Le juge de l'impôt nous rappelle les conséquences procédurales d'un dégrèvement accordé par erreur et les conditions de reprise du recouvrement par l'administration fiscale.
L'article L. 281 du LPF délimite le champ des contestations relatives au recouvrement des impositions, qui doivent être distinguées des contestations portant sur le bien-fondé de la créance fiscale. Ces contestations peuvent porter notamment sur la régularité en la forme de l'acte de poursuite, sur l'obligation au paiement, sur le montant de la dette compte tenu des paiements effectués et sur l'exigibilité de la somme réclamée.
Le recouvrement des impositions suppose l'existence d'un titre exécutoire valide constituant le fondement juridique de l'obligation de payer. Pour les impositions recouvrées par voie de rôle, ce titre résulte de l'avis de mise en recouvrement ou de l'avis d'imposition. La validité de ce titre conditionne la régularité des actes de poursuite ultérieurs, qu'il s'agisse de mesures conservatoires ou de mesures d'exécution forcée. L'exigibilité de la créance fiscale, distincte de son bien-fondé, constitue ainsi un élément essentiel que le comptable public doit établir pour justifier la mise en œuvre de procédures de recouvrement forcé.

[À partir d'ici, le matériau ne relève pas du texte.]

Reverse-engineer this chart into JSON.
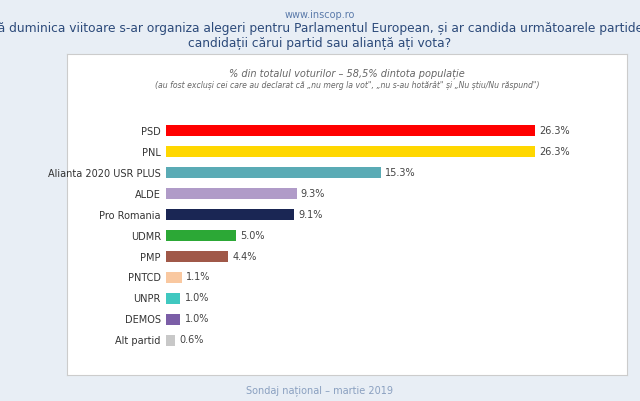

Au cas particulier, la question posée à la Cour était de déterminer la portée d'un avis de dégrèvement, que l'administration prétendait avoir émis par erreur, sur la validité du titre exécutoire initial.
Rappel des faits :
Au cas particulier, la SASU A a fait l'objet d'une vérification de comptabilité ayant conduit à l'émission d'un avis de mise en recouvrement le 17 juillet 2017 pour des rappels de TVA. Puis, le 6 juillet 2018, l'administration a notifié à cette même société un avis de dégrèvement partiel, pour un montant de 11 015 €, se rapportant à cette créance. Réalisant son erreur, l'administration a adressé un simple courrier le 20 février 2019, informant la SASU A de "l'annulation" de cet avis de dégrèvement.
Persuadé d'avoir ainsi rétabli sa créance, le comptable public a engagé une saisie conservatoire le 12 octobre 2021 pour recouvrer l'intégralité de la somme, y compris le montant dégrevé.
La SASU A a alors engagé une contestation sur le fondement de l'article L. 281 du LPF, soutenant que l'avis de dégrèvement de 2018 avait légalement annulé le titre exécutoire de 2017 à hauteur de 11 015 €. Selon elle, la créance n'était donc plus exigible pour ce montant. Elle ajoutait que si l'administration estimait ce dégrèvement erroné, il lui appartenait de suivre la procédure contradictoire et d'émettre un nouveau titre exécutoire, un simple courrier "d'annulation" étant dépourvu de toute force juridique.
Après avoir perdu en première instance, l'administration fiscale (qui a fait appel) soutenait que le dégrèvement résultait d'une erreur matérielle, le destinataire réel étant une entreprise individuelle homonyme. Pour l'administration, l'intention de l'administration n'ayant jamais été de dégrever la SASU A, le titre initial de 2017 n'avait pas été affecté. Le courrier de 2019 ne faisait que rectifier cette erreur.
La CAA de Lyon vient de confirmer le jugement de première instance rejetant ainsi l'appel formé par le ministre.
Elle rappelle la règle jurisprudentielle :
Lorsque l'administration... prononce le dégrèvement d'une imposition, sa décision a pour effet d'annuler le titre fondant le paiement de cette imposition
La Cour précise que si l'administration estime ultérieurement avoir consenti ce dégrèvement à tort...
...Il lui appartient... d'émettre un nouveau titre en vue de procéder au recouvrement des impositions qu'elle entend rétablir
Appliquant ce principe au cas d'espèce, la Cour constate que l'avis de dégrèvement de 2018 a bien été notifié à la SASU A et qu'il a donc eu pour effet d'annuler, à hauteur de 11 015 €, le titre exécutoire de 2017. Partant, elle juge que l'administration...
n'a, postérieurement à cette décision du 6 juillet 2018, émis aucun nouveau titre exécutoire.
Dès lors, la créance n'était pas exigible à la date de la saisie conservatoire.
Soulignons que la Cour a écarté l'argument du ministre selon lequel le dégrèvement résulterait d'une erreur matérielle dont la société aurait été informée et qu'il aurait été annulé par la suite.
TL;DR
Un dégrèvement, même s'il est accordé par erreur, annule juridiquement le titre de recouvrement initial.
L'administration ne peut pas simplement "annuler" son erreur par un courrier. Pour rétablir l'imposition, elle doit obligatoirement émettre un nouveau titre exécutoire après avoir respecté la procédure contradictoire, afin de garantir la sécurité juridique du contribuable.